Вдруг он внезапно, как молния, прыгнул в сторону зрителей, вцепился всеми четырьмя лапами в толстые железные прутья, выпустил огромные когти, затряс клетку и яростно заревел своим могучим, наводящим ужас, голосом.

— Проклятые! — слышалось в этом ненавидящем реве. — Проклятые!..

Савоська стоял уже на ногах, потрясал кулаками в воздухе и, бледный, дрожа всем телом, сверкая глазами, повторял с глубокой, искренней ненавистью, от которой дрожал его голос:

— Проклятые!..

В эту минуту Савоська совсем не был смешон: он захватил слушателей. Накопившаяся горечь, многолетние обиды и пламенная жажда мести звучали в его проклятиях.

Всем стало немножко жутко.

Жгучая сила ненависти изошла от его маленькой, трагикомической фигуры.
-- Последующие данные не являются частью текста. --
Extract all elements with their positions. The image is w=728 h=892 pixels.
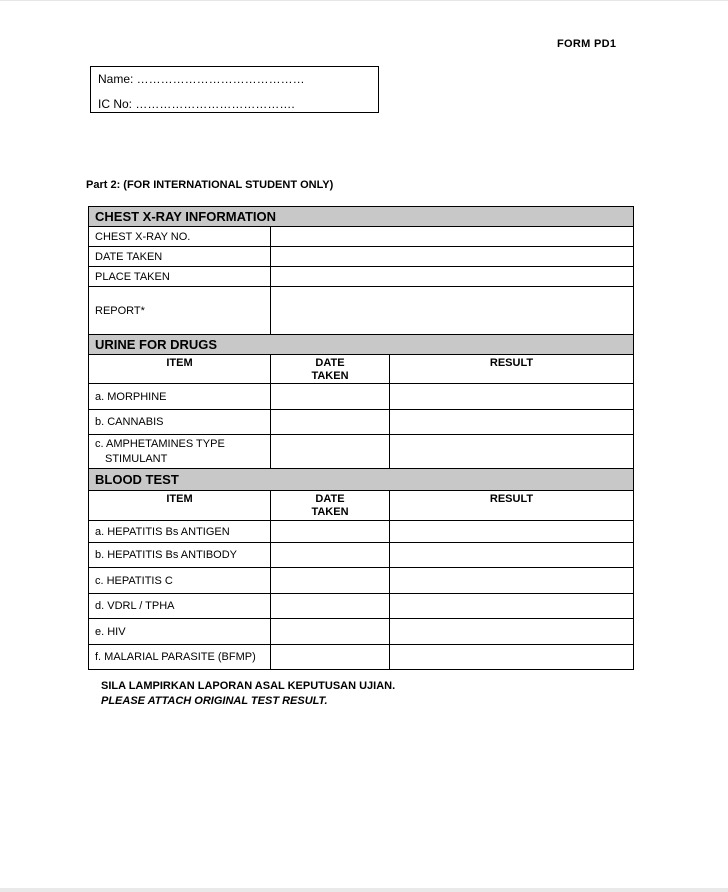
table-row: [89, 568, 634, 594]
test-item-label: a. HEPATITIS Bs ANTIGEN: [89, 521, 271, 543]
xray-place-input[interactable]: [271, 267, 634, 287]
result-input[interactable]: [390, 435, 634, 469]
table-row: [89, 543, 634, 568]
table-row: [89, 435, 634, 469]
table-row: [89, 594, 634, 619]
date-header-line1: DATE: [315, 357, 345, 369]
item-label-line1: c. AMPHETAMINES TYPE: [95, 438, 225, 450]
date-taken-input[interactable]: [271, 619, 390, 645]
table-row: [89, 645, 634, 670]
date-column-header: [271, 355, 390, 384]
table-row: [89, 287, 634, 335]
result-input[interactable]: [390, 645, 634, 670]
xray-no-input[interactable]: [271, 227, 634, 247]
note-malay: SILA LAMPIRKAN LAPORAN ASAL KEPUTUSAN UJIAN.: [101, 680, 396, 692]
result-input[interactable]: [390, 594, 634, 619]
page-top-border: [0, 0, 728, 1]
date-taken-input[interactable]: [271, 543, 390, 568]
xray-field-label: REPORT*: [89, 287, 271, 335]
applicant-id-box: [90, 66, 379, 113]
result-input[interactable]: [390, 568, 634, 594]
date-taken-input[interactable]: [271, 384, 390, 410]
part-title: Part 2: (FOR INTERNATIONAL STUDENT ONLY): [86, 179, 334, 191]
xray-field-label: CHEST X-RAY NO.: [89, 227, 271, 247]
test-item-label: [89, 435, 271, 469]
item-label-line2: STIMULANT: [105, 453, 168, 465]
name-field[interactable]: Name: ……………………………………: [98, 72, 305, 86]
date-header-line2: TAKEN: [311, 506, 349, 518]
blood-section-title: BLOOD TEST: [89, 469, 634, 491]
date-taken-input[interactable]: [271, 521, 390, 543]
xray-report-input[interactable]: [271, 287, 634, 335]
table-row: [89, 384, 634, 410]
test-item-label: f. MALARIAL PARASITE (BFMP): [89, 645, 271, 670]
result-column-header: RESULT: [390, 355, 634, 384]
table-row: [89, 227, 634, 247]
section-header-row: [89, 335, 634, 355]
result-input[interactable]: [390, 619, 634, 645]
note-english: PLEASE ATTACH ORIGINAL TEST RESULT.: [101, 695, 328, 707]
table-row: [89, 619, 634, 645]
date-taken-input[interactable]: [271, 645, 390, 670]
table-row: [89, 267, 634, 287]
date-column-header: [271, 491, 390, 521]
result-input[interactable]: [390, 543, 634, 568]
table-row: [89, 521, 634, 543]
xray-section-title: CHEST X-RAY INFORMATION: [89, 207, 634, 227]
form-code: FORM PD1: [557, 38, 617, 50]
column-header-row: [89, 491, 634, 521]
column-header-row: [89, 355, 634, 384]
test-item-label: d. VDRL / TPHA: [89, 594, 271, 619]
xray-field-label: PLACE TAKEN: [89, 267, 271, 287]
table-row: [89, 247, 634, 267]
section-header-row: [89, 469, 634, 491]
xray-date-input[interactable]: [271, 247, 634, 267]
result-input[interactable]: [390, 410, 634, 435]
test-item-label: c. HEPATITIS C: [89, 568, 271, 594]
test-item-label: b. HEPATITIS Bs ANTIBODY: [89, 543, 271, 568]
table-row: [89, 410, 634, 435]
xray-field-label: DATE TAKEN: [89, 247, 271, 267]
ic-number-field[interactable]: IC No: ………………………………….: [98, 97, 295, 111]
medical-form-table: [88, 206, 634, 670]
date-header-line1: DATE: [315, 493, 345, 505]
test-item-label: a. MORPHINE: [89, 384, 271, 410]
section-header-row: [89, 207, 634, 227]
date-taken-input[interactable]: [271, 410, 390, 435]
date-taken-input[interactable]: [271, 435, 390, 469]
date-taken-input[interactable]: [271, 568, 390, 594]
result-input[interactable]: [390, 521, 634, 543]
test-item-label: e. HIV: [89, 619, 271, 645]
item-column-header: ITEM: [89, 491, 271, 521]
date-header-line2: TAKEN: [311, 370, 349, 382]
attachment-note: [101, 679, 395, 709]
test-item-label: b. CANNABIS: [89, 410, 271, 435]
result-column-header: RESULT: [390, 491, 634, 521]
page-bottom-border: [0, 888, 728, 892]
result-input[interactable]: [390, 384, 634, 410]
urine-section-title: URINE FOR DRUGS: [89, 335, 634, 355]
date-taken-input[interactable]: [271, 594, 390, 619]
item-column-header: ITEM: [89, 355, 271, 384]
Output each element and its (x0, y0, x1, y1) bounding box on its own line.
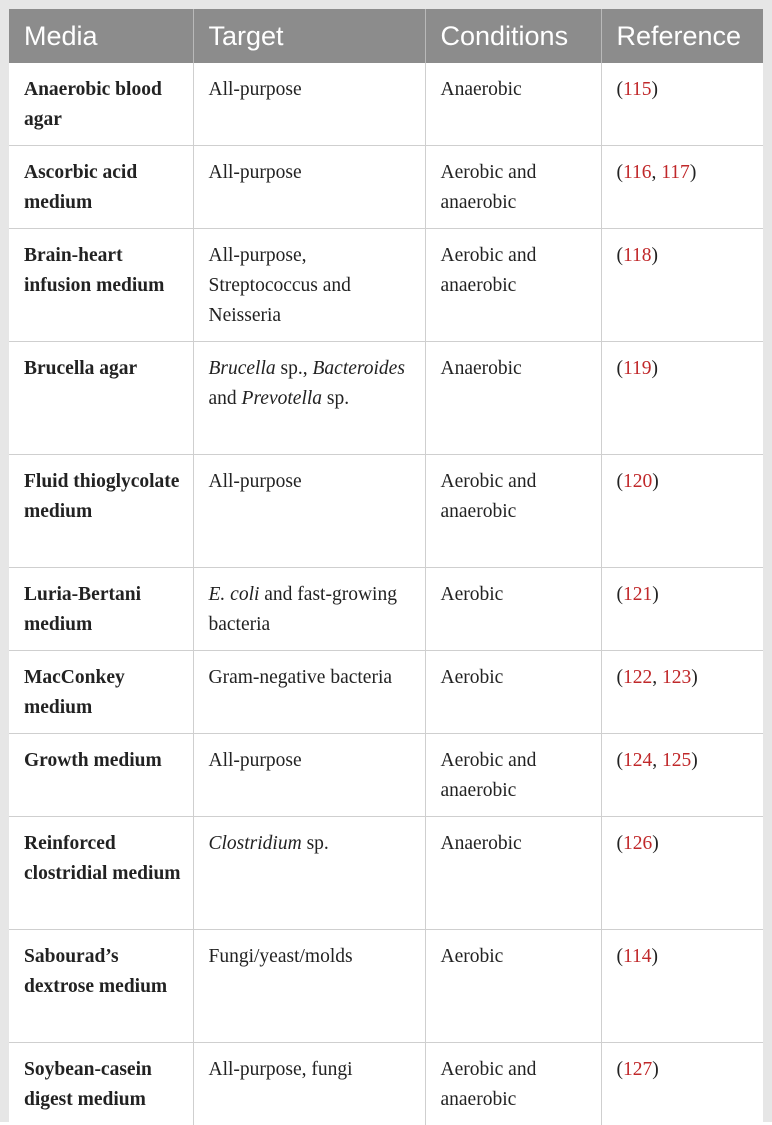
media-cell: MacConkey medium (9, 651, 193, 734)
target-text: sp. (302, 833, 329, 854)
conditions-cell: Aerobic and anaerobic (425, 146, 601, 229)
target-cell (193, 930, 425, 1043)
reference-cell: (126) (601, 817, 763, 930)
media-cell: Growth medium (9, 734, 193, 817)
reference-cell: (119) (601, 342, 763, 455)
reference-cell: (121) (601, 568, 763, 651)
media-cell: Ascorbic acid medium (9, 146, 193, 229)
media-cell: Reinforced clostridial medium (9, 817, 193, 930)
reference-link[interactable]: 125 (662, 750, 691, 771)
reference-link[interactable]: 120 (623, 471, 652, 492)
reference-cell: (114) (601, 930, 763, 1043)
reference-cell: (120) (601, 455, 763, 568)
media-cell: Brucella agar (9, 342, 193, 455)
reference-link[interactable]: 116 (623, 162, 652, 183)
reference-link[interactable]: 115 (623, 79, 652, 100)
reference-link[interactable]: 117 (661, 162, 690, 183)
reference-link[interactable]: 118 (623, 245, 652, 266)
conditions-cell: Aerobic (425, 651, 601, 734)
table-row (9, 63, 763, 146)
table-row (9, 1043, 763, 1125)
target-text: All-purpose (209, 471, 302, 492)
header-row (9, 9, 763, 63)
reference-link[interactable]: 122 (623, 667, 652, 688)
reference-cell: (115) (601, 63, 763, 146)
target-cell (193, 734, 425, 817)
target-text: and fast-growing bacteria (209, 584, 397, 635)
conditions-cell: Anaerobic (425, 63, 601, 146)
target-text: sp. (322, 388, 349, 409)
culture-media-table (9, 9, 763, 1125)
target-taxon: Clostridium (209, 833, 302, 854)
reference-link[interactable]: 121 (623, 584, 652, 605)
reference-link[interactable]: 123 (662, 667, 691, 688)
conditions-cell: Aerobic and anaerobic (425, 734, 601, 817)
conditions-cell: Anaerobic (425, 342, 601, 455)
table-row (9, 342, 763, 455)
table-row (9, 817, 763, 930)
target-cell (193, 651, 425, 734)
table-row (9, 455, 763, 568)
media-cell: Fluid thioglycolate medium (9, 455, 193, 568)
target-taxon: Bacteroides (313, 358, 405, 379)
target-cell (193, 455, 425, 568)
conditions-cell: Anaerobic (425, 817, 601, 930)
table-row (9, 146, 763, 229)
header-conditions: Conditions (425, 9, 601, 63)
target-cell (193, 342, 425, 455)
target-cell (193, 146, 425, 229)
reference-cell: (127) (601, 1043, 763, 1125)
conditions-cell: Aerobic and anaerobic (425, 229, 601, 342)
target-taxon: Prevotella (242, 388, 323, 409)
conditions-cell: Aerobic and anaerobic (425, 1043, 601, 1125)
header-reference: Reference (601, 9, 763, 63)
reference-link[interactable]: 114 (623, 946, 652, 967)
reference-link[interactable]: 127 (623, 1059, 652, 1080)
target-cell (193, 63, 425, 146)
reference-cell: (116, 117) (601, 146, 763, 229)
table-row (9, 229, 763, 342)
reference-cell: (122, 123) (601, 651, 763, 734)
target-text: sp., (276, 358, 313, 379)
target-cell (193, 817, 425, 930)
target-text: All-purpose (209, 79, 302, 100)
target-text: All-purpose (209, 750, 302, 771)
media-cell: Soybean-casein digest medium (9, 1043, 193, 1125)
target-cell (193, 229, 425, 342)
target-cell (193, 568, 425, 651)
table-row (9, 930, 763, 1043)
media-cell: Luria-Bertani medium (9, 568, 193, 651)
media-cell: Sabourad’s dextrose medium (9, 930, 193, 1043)
reference-link[interactable]: 124 (623, 750, 652, 771)
target-taxon: E. coli (209, 584, 260, 605)
reference-cell: (124, 125) (601, 734, 763, 817)
table-row (9, 651, 763, 734)
target-text: Fungi/yeast/molds (209, 946, 353, 967)
target-text: Gram-negative bacteria (209, 667, 393, 688)
media-cell: Anaerobic blood agar (9, 63, 193, 146)
conditions-cell: Aerobic (425, 568, 601, 651)
table-row (9, 568, 763, 651)
target-cell (193, 1043, 425, 1125)
table-row (9, 734, 763, 817)
reference-cell: (118) (601, 229, 763, 342)
target-text: All-purpose (209, 162, 302, 183)
conditions-cell: Aerobic and anaerobic (425, 455, 601, 568)
target-text: and (209, 388, 242, 409)
target-taxon: Brucella (209, 358, 276, 379)
target-text: All-purpose, Streptococcus and Neisseria (209, 245, 351, 326)
reference-link[interactable]: 126 (623, 833, 652, 854)
target-text: All-purpose, fungi (209, 1059, 353, 1080)
header-target: Target (193, 9, 425, 63)
reference-link[interactable]: 119 (623, 358, 652, 379)
media-cell: Brain-heart infusion medium (9, 229, 193, 342)
conditions-cell: Aerobic (425, 930, 601, 1043)
header-media: Media (9, 9, 193, 63)
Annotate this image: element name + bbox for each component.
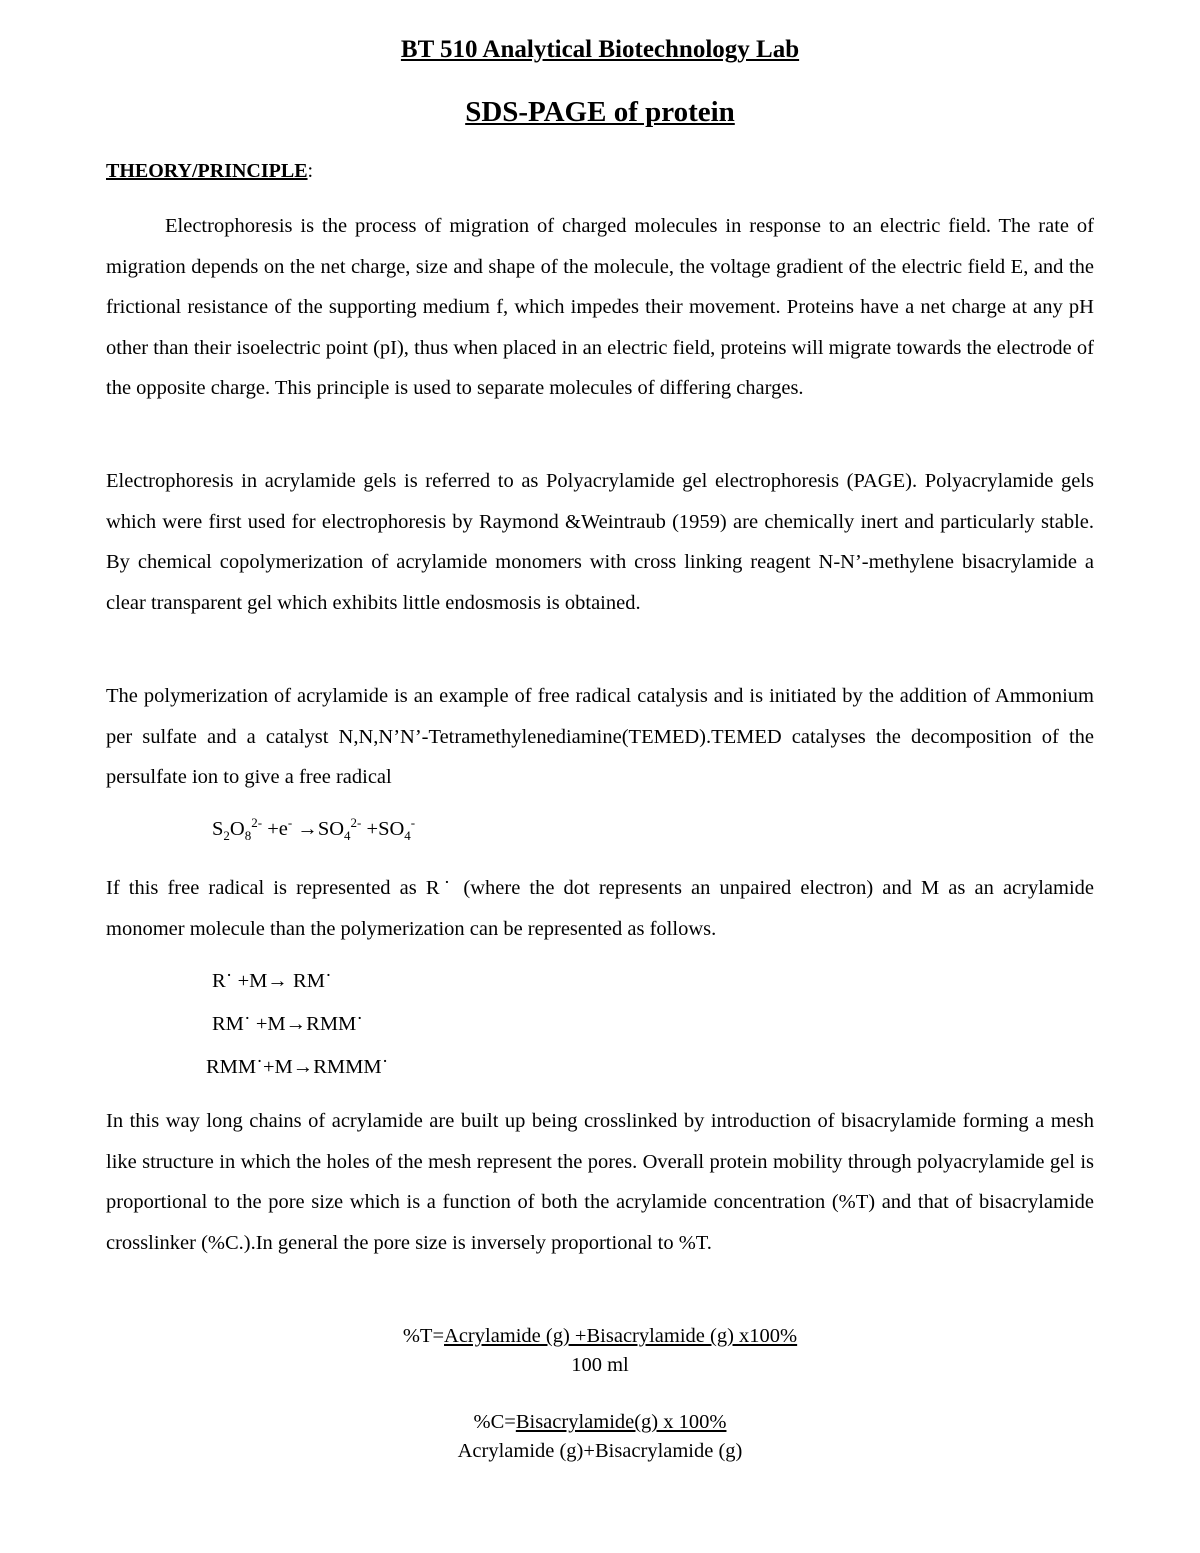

Он отдышался и, после всеобщего минутного молчания, продолжал более спокойно:

— Публика шарахнулась прочь. «Свят, свят, свят!» — прошептал кто-то из толпы.

А вслед за смелым криком тигра стал бесноваться весь зверинец: все звери выли, ревели, рыкали, лаяли, визжали и яростно метались в клетках. За грозным шумом возмущенных зверей не слышно стало музыки.

Тогда раздался, наконец, голос льва. До этих пор он спал, положивши голову на лапы. Словно гром, прокатил голос царя по всему зверинцу, и все узники сразу смолкли, внимая царственному слову.

— Довольно! — гремело рыкание льва. — Замолчите! — не все же наши сидят за железной решеткой! Еще много есть тигров, барсов, львов и леопардов там, на воле! Замолчите же и не беспокойте меня! — сказал лев, вытянул передние лапы, опять положил на них свою косматую мощную голову и закрыл глаза.

Наступило глубокое молчание. Все невольно почувствовали бессознательный символизм Савоськиных рассказов.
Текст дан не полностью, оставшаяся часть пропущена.